The premise of War of the Worlds – The True Story is that in 1965 a documentary film crew captured the memories of the last living survivor of the war between Earth and the planet Mars that took place at the turn of the 20th Century. Nothing was done with the footage until, in 2006, it was discovered in the basement vault of a condemned house. Found in the vault with the interviews, was previously unknown footage of the actual Martian invaders and their machines of war.
82-year-old stage and television actor Floyd Reichman, who plays the aging journalist recounting his war memories, leads the cast of the new movie. Highlights of Reichman’s lengthy stage credits include Willie in The Sunshine Boys. Seasoned voice talent, Jim Cissell, is providing third-person war narration drawn directly from the book.
“This project is right up Jim’s alley. He’s narrated many war documentaries for the History Channel,” states Timothy Hines enthusiastically.
Adds Susan Goforth, “You may not recognize Jim Cissell’s face, but you’ve undoubtedly heard his voice. Jim’s the winner of hundreds of national awards, CLIO’s, Addies, Tellies, EFFIES, and Peabody’s. Jim’s been the voice of movie trailers for Disney, Time Warner and others.”
Director Timothy Hines shifts his focus from the new production to the old.
“We made so many mistakes the first time around. I wanted to make War of the Worlds. But what I made was something that has a macabre cult following, like an Ed Wood movie. We pretty much stumbled and fell on our face right out of the gate back in 2005. We were spread too thin without enough time and we really wound up in the weeds,” reflects Hines.
A changing financial environment forced the 2005 production to downscale mid-stride. Then the director’s troubles were compounded when his distributor, who, in a rush to beat the big studio version, asked for a rough-cut to prove the film’s quality and existence to buyers. Instead, they distributed the rough-cut.

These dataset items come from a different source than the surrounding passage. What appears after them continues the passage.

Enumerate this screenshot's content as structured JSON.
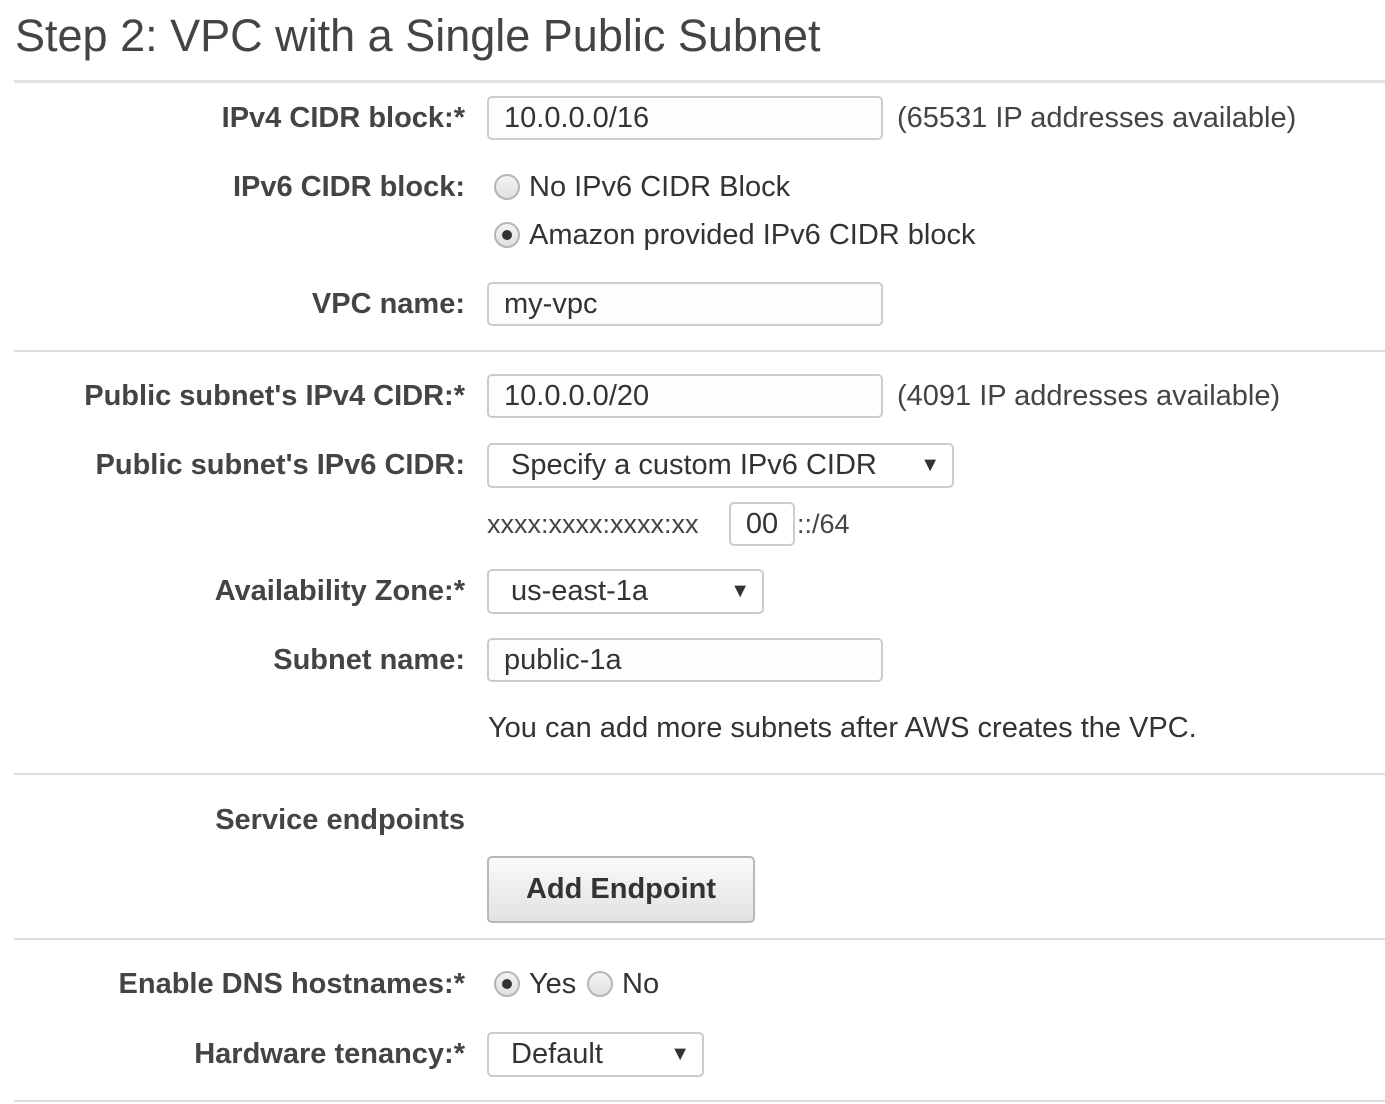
{
  "title": "Step 2: VPC with a Single Public Subnet",
  "ipv4_cidr": {
    "label": "IPv4 CIDR block:*",
    "value": "10.0.0.0/16",
    "hint": "(65531 IP addresses available)"
  },
  "ipv6_cidr": {
    "label": "IPv6 CIDR block:",
    "options": [
      {
        "label": "No IPv6 CIDR Block",
        "checked": false
      },
      {
        "label": "Amazon provided IPv6 CIDR block",
        "checked": true
      }
    ]
  },
  "vpc_name": {
    "label": "VPC name:",
    "value": "my-vpc"
  },
  "public_subnet_ipv4": {
    "label": "Public subnet's IPv4 CIDR:*",
    "value": "10.0.0.0/20",
    "hint": "(4091 IP addresses available)"
  },
  "public_subnet_ipv6": {
    "label": "Public subnet's IPv6 CIDR:",
    "selected": "Specify a custom IPv6 CIDR",
    "prefix": "xxxx:xxxx:xxxx:xx",
    "custom_value": "00",
    "suffix": "::/64"
  },
  "availability_zone": {
    "label": "Availability Zone:*",
    "selected": "us-east-1a"
  },
  "subnet_name": {
    "label": "Subnet name:",
    "value": "public-1a",
    "note": "You can add more subnets after AWS creates the VPC."
  },
  "service_endpoints": {
    "label": "Service endpoints",
    "button_label": "Add Endpoint"
  },
  "dns_hostnames": {
    "label": "Enable DNS hostnames:*",
    "options": [
      {
        "label": "Yes",
        "checked": true
      },
      {
        "label": "No",
        "checked": false
      }
    ]
  },
  "hardware_tenancy": {
    "label": "Hardware tenancy:*",
    "selected": "Default"
  },
  "icons": {
    "dropdown_arrow": "▼"
  }
}
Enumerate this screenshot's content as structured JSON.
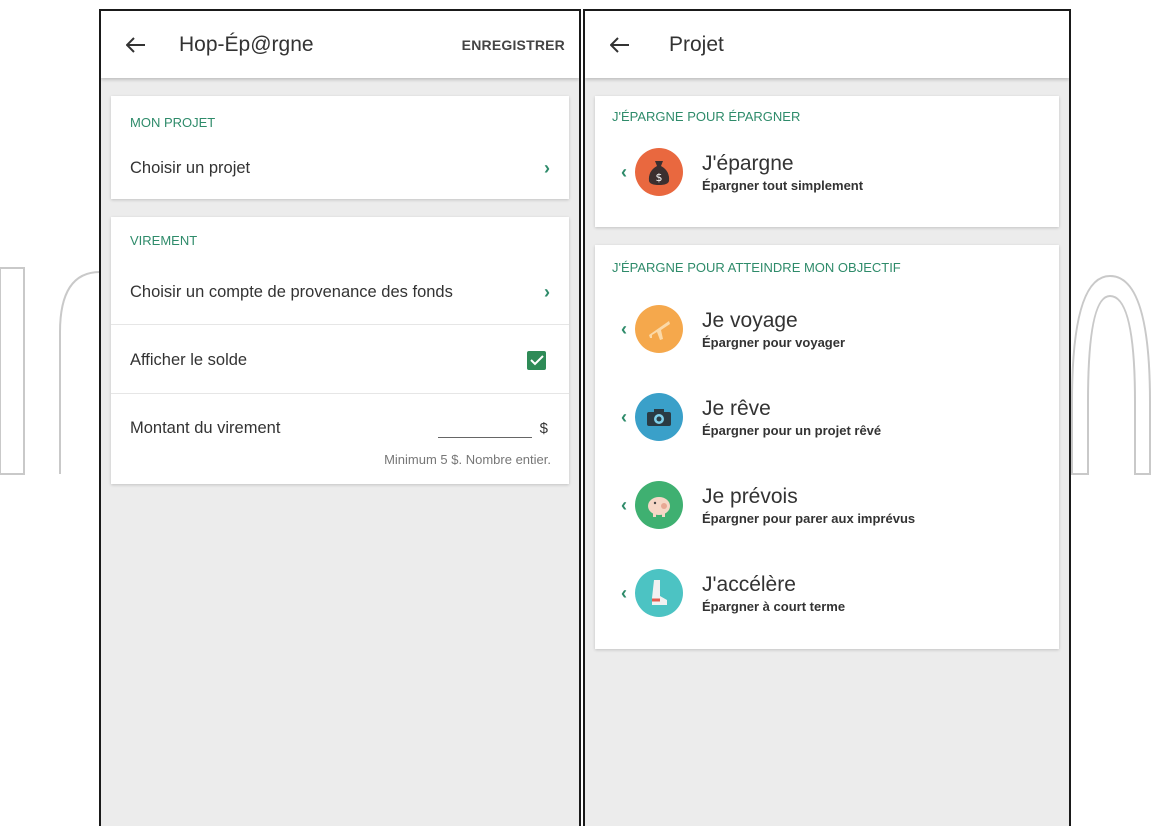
{
  "left": {
    "title": "Hop-Ép@rgne",
    "action": "ENREGISTRER",
    "sections": {
      "projet": {
        "title": "MON PROJET",
        "row_label": "Choisir un projet"
      },
      "virement": {
        "title": "VIREMENT",
        "compte_label": "Choisir un compte de provenance des fonds",
        "solde_label": "Afficher le solde",
        "solde_checked": true,
        "montant_label": "Montant du virement",
        "montant_value": "",
        "currency": "$",
        "hint": "Minimum 5 $. Nombre entier."
      }
    }
  },
  "right": {
    "title": "Projet",
    "section1": {
      "title": "J'ÉPARGNE POUR ÉPARGNER",
      "items": [
        {
          "title": "J'épargne",
          "subtitle": "Épargner tout simplement",
          "icon": "money-bag-icon",
          "color": "#e9683f"
        }
      ]
    },
    "section2": {
      "title": "J'ÉPARGNE POUR ATTEINDRE MON OBJECTIF",
      "items": [
        {
          "title": "Je voyage",
          "subtitle": "Épargner pour voyager",
          "icon": "airplane-icon",
          "color": "#f5a84c"
        },
        {
          "title": "Je rêve",
          "subtitle": "Épargner pour un projet rêvé",
          "icon": "camera-icon",
          "color": "#3aa0c9"
        },
        {
          "title": "Je prévois",
          "subtitle": "Épargner pour parer aux imprévus",
          "icon": "piggy-bank-icon",
          "color": "#3fb071"
        },
        {
          "title": "J'accélère",
          "subtitle": "Épargner à court terme",
          "icon": "running-shoe-icon",
          "color": "#4cc3c3"
        }
      ]
    }
  },
  "colors": {
    "accent": "#2e8b6a",
    "checkbox": "#2e8b57",
    "background": "#ececec"
  }
}
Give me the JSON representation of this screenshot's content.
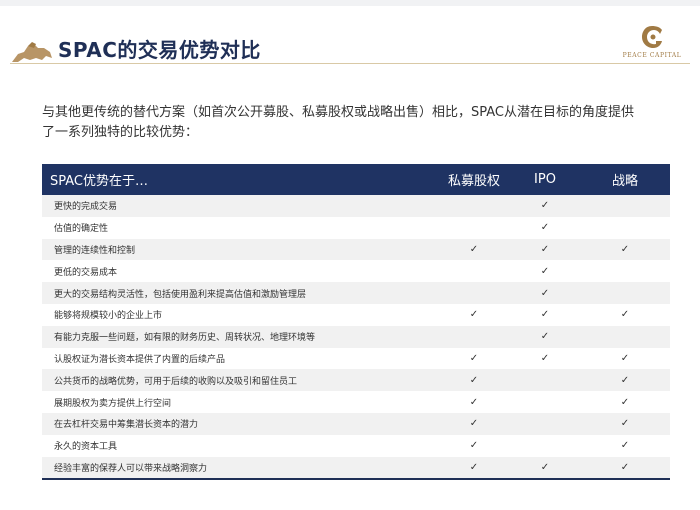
{
  "header": {
    "title": "SPAC的交易优势对比",
    "logo_text": "PEACE CAPITAL"
  },
  "intro": "与其他更传统的替代方案（如首次公开募股、私募股权或战略出售）相比，SPAC从潜在目标的角度提供了一系列独特的比较优势：",
  "table": {
    "headers": [
      "SPAC优势在于…",
      "私募股权",
      "IPO",
      "战略"
    ],
    "check": "✓",
    "rows": [
      {
        "label": "更快的完成交易",
        "pe": false,
        "ipo": true,
        "strategic": false
      },
      {
        "label": "估值的确定性",
        "pe": false,
        "ipo": true,
        "strategic": false
      },
      {
        "label": "管理的连续性和控制",
        "pe": true,
        "ipo": true,
        "strategic": true
      },
      {
        "label": "更低的交易成本",
        "pe": false,
        "ipo": true,
        "strategic": false
      },
      {
        "label": "更大的交易结构灵活性，包括使用盈利来提高估值和激励管理层",
        "pe": false,
        "ipo": true,
        "strategic": false
      },
      {
        "label": "能够将规模较小的企业上市",
        "pe": true,
        "ipo": true,
        "strategic": true
      },
      {
        "label": "有能力克服一些问题，如有限的财务历史、周转状况、地理环境等",
        "pe": false,
        "ipo": true,
        "strategic": false
      },
      {
        "label": "认股权证为潜长资本提供了内置的后续产品",
        "pe": true,
        "ipo": true,
        "strategic": true
      },
      {
        "label": "公共货币的战略优势，可用于后续的收购以及吸引和留住员工",
        "pe": true,
        "ipo": false,
        "strategic": true
      },
      {
        "label": "展期股权为卖方提供上行空间",
        "pe": true,
        "ipo": false,
        "strategic": true
      },
      {
        "label": "在去杠杆交易中筹集潜长资本的潜力",
        "pe": true,
        "ipo": false,
        "strategic": true
      },
      {
        "label": "永久的资本工具",
        "pe": true,
        "ipo": false,
        "strategic": true
      },
      {
        "label": "经验丰富的保荐人可以带来战略洞察力",
        "pe": true,
        "ipo": true,
        "strategic": true
      }
    ]
  }
}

Susan Goforth says, “We had no choice but put on a smile and see it through.”
“Needless to say, we were not happy,” adds Hines. “I’ve learned a lot since my first outing. My heart is really in the new War of the Worlds – The True Story. I’m relaxed and enjoying myself, and so far it’s turning out pretty well.”
Pendragon Pictures is scrapping all production design and effects work from their former movie, though a small amount of live action performances will be composited into archival footage.